The expected rise in diabetes cases in developing countries (driven mainly by type 2 diabetes) which also bear the brunt of tuberculosis would increase the influence of diabetes on TB in the coming future [1, 2].

It is hoped that this review would provide further insights into whether routine screening for dysglycemia should be done for all TB patients, especially at the time of diagnosis. Among patients with diabetes, there is a stronger case to be made for screening for TB routinely or at the least suspicion [48]. Diagnosed patients should promptly be referred to a TB center for treatment.

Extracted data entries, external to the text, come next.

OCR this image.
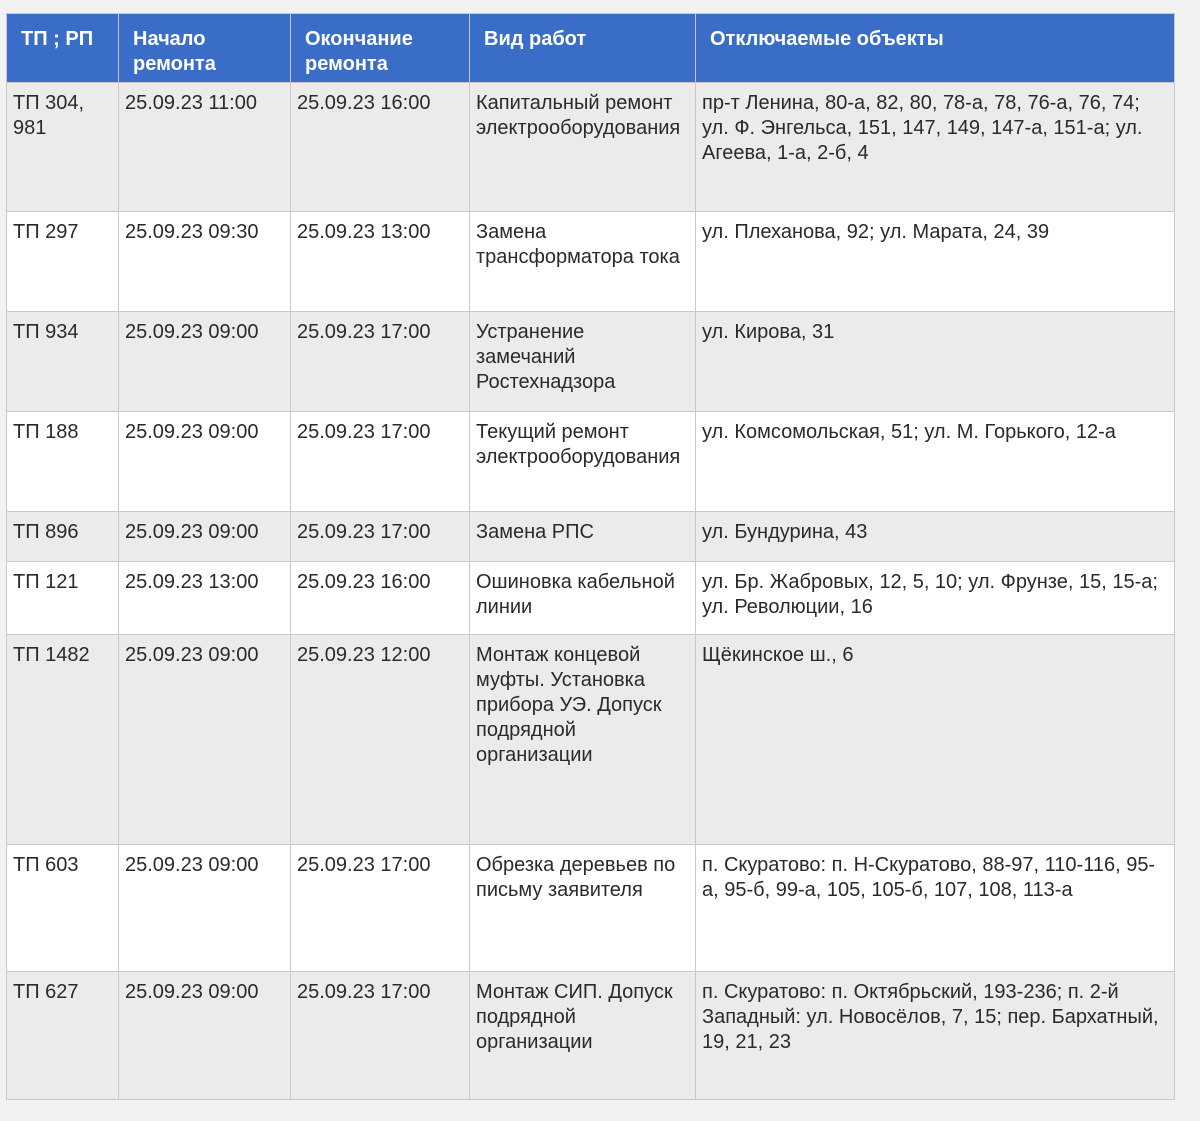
ТП ; РП	Начало ремонта	Окончание ремонта	Вид работ	Отключаемые объекты
ТП 304, 981	25.09.23 11:00	25.09.23 16:00	Капитальный ремонт электрооборудования	пр-т Ленина, 80-а, 82, 80, 78-а, 78, 76-а, 76, 74; ул. Ф. Энгельса, 151, 147, 149, 147-а, 151-а; ул. Агеева, 1-а, 2-б, 4
ТП 297	25.09.23 09:30	25.09.23 13:00	Замена трансформатора тока	ул. Плеханова, 92; ул. Марата, 24, 39
ТП 934	25.09.23 09:00	25.09.23 17:00	Устранение замечаний Ростехнадзора	ул. Кирова, 31
ТП 188	25.09.23 09:00	25.09.23 17:00	Текущий ремонт электрооборудования	ул. Комсомольская, 51; ул. М. Горького, 12-а
ТП 896	25.09.23 09:00	25.09.23 17:00	Замена РПС	ул. Бундурина, 43
ТП 121	25.09.23 13:00	25.09.23 16:00	Ошиновка кабельной линии	ул. Бр. Жабровых, 12, 5, 10; ул. Фрунзе, 15, 15-а; ул. Революции, 16
ТП 1482	25.09.23 09:00	25.09.23 12:00	Монтаж концевой муфты. Установка прибора УЭ. Допуск подрядной организации	Щёкинское ш., 6
ТП 603	25.09.23 09:00	25.09.23 17:00	Обрезка деревьев по письму заявителя	п. Скуратово: п. Н-Скуратово, 88-97, 110-116, 95-а, 95-б, 99-а, 105, 105-б, 107, 108, 113-а
ТП 627	25.09.23 09:00	25.09.23 17:00	Монтаж СИП. Допуск подрядной организации	п. Скуратово: п. Октябрьский, 193-236; п. 2-й Западный: ул. Новосёлов, 7, 15; пер. Бархатный, 19, 21, 23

Strategies for the prevention of TB must continually be emphasized [48]. These include improvements in housing and nutrition, poverty reduction, treatment of HIV/AIDS, and above all the availability of diagnostic tools such as sputum smear microscopy, X-rays, and automated molecular tests [1, 48].

The realization of these efforts and strategies for the prevention and management of comorbid diabetes will be a challenge in less developed parts of the world [1, 48]. These nations have the least healthcare resources which will hamper their ability to deal with the expected negative impact of diabetes on TB and vice versa [3, 48].

Abbreviations

AIDS:Acquired immune deficiency syndrome
CI:Confidence interval
CYP:Cytochrome P
DPP IV:Dipeptidyl peptidase IV
HIV:Human immunodeficiency virus
IDF:International Diabetes Federation
IGT:Impaired glucose tolerance
IL:Interleukin
MDR:Multidrug-resistant tuberculosis
OGTT:Oral glucose tolerance test
OR:Odds ratio
ORLS:Oxford Record Linkage Study
RR:Relative risk
TB:Tuberculosis
TNF:Tumor necrosis factor
TH:T-helper
USA:United States of America
WHO:World Health Organization.

Disclosure

This study was funded by the lead author.

Conflicts of Interest

The authors declare no conflicts of interest regarding the publication of this manuscript.

Authors’ Contributions

Ernest Yorke conceived the study, participated in its design and literature search, and drafted the manuscript and collation of all drafts. Yacoba Atiase, Josephine Akpalu, Osei Sarfo-Kantanka, Vincent Boima, and Ida Dzifa Dey contributed to the study design, literature search, and manuscript draft. All authors read and approved the final version of the manuscript.